Non violano le norme della concorrenza le tariffe professionali rese obbligatorie per legge sulla base di “motivi imperativi d’interesse generale”. La Corte di Giustizia Europea si è pronunciata su una vertenza promossa dai giudici della Spagna a proposito di tariffe contestate come “indebite ed eccessive” applicate dai procuratori legali spagnoli.
I giudici europei, rilevato che il ‘tariffario’ dei procuratori corrisponde ad una normativa di Stato, hanno escluso violazioni della normativa europea sulla concorrenza: è conforme al Diritto Ue la determinazione di tariffe fissate per legge- anche se statuite “senza possibilità di negoziazione tra le parti” (la legislazione interna non dà la possibilità al giudice nazionale di modificare l’importo in misura superiore al 12 per cento) come appunto nel caso dei procuratori legali della Spagna, la cui funzione è di rappresentare le parti nel procedimento e di cooperare efficacemente con gli organi giurisdizionali per agevolare il corretto svolgimento del procedimento.

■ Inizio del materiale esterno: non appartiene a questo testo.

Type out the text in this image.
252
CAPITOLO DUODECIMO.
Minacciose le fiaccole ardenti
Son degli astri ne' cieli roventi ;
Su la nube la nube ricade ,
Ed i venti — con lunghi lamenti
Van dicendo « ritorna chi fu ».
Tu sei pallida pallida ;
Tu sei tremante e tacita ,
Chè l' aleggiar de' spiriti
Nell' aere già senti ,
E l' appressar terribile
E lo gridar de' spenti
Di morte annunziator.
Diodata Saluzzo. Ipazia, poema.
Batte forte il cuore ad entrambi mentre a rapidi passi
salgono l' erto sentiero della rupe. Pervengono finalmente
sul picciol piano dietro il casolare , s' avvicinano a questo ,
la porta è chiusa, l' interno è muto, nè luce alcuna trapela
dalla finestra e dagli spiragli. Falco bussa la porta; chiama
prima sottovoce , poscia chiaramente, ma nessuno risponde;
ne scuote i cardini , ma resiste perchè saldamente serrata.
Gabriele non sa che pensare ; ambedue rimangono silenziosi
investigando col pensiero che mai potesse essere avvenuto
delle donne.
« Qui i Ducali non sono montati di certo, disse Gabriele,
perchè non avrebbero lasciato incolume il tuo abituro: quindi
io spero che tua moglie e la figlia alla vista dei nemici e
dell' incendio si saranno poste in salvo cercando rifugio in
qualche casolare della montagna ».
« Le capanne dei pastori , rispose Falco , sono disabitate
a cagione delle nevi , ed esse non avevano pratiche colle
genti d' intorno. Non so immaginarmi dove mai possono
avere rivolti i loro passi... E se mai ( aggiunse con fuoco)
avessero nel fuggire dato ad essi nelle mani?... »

Nella vertenza, che ha visto il Consiglio Generale dei Procuratori della Spagna al fianco dei professionisti, non escono compromesse nemmeno le norme fissate dalla Direttiva Servizi secondo la quale vi sono “motivi imperativi d’interesse generale” che giustificano l’adozione di misure regolatorie della prestazione professionale come appunto la definizione di tariffe vincolanti stabilite con Legge dello Stato.
Fra i motivi riconosciuti dal diritto Europeo e dalla Corte di Giustizia come “motivi imperativi di interesse generale” figurano: l’ordine pubblico, la sicurezza pubblica, l’incolumità pubblica, la sanità pubblica, il mantenimento dell’equilibrio finanziario del sistema di sicurezza sociale, la tutela dei consumatori, dei destinatari di servizi e dei lavoratori, l’equità delle transazioni commerciali, la lotta alla frode, la tutela dell’ambiente, incluso l’ambiente urbano, la salute degli animali, la proprietà intellettuale, la conservazione del patrimonio nazionale storico ed artistico, gli obiettivi di politica sociale e di politica culturale”.
All’interno di questo perimentro, gli Stati membri verificano se le tariffe obbligatorie (minime e/o massime) che il prestatore deve rispettare siano “tali da garantire la realizzazione dell’obiettivo perseguito”, senza andare “al di là di quanto è necessario per raggiungere tale obiettivo”. Ma quando sussistano questi requisiti, la fissazione di tariffe obbligatorie per la Corte UE non è considerabile come discriminatoria.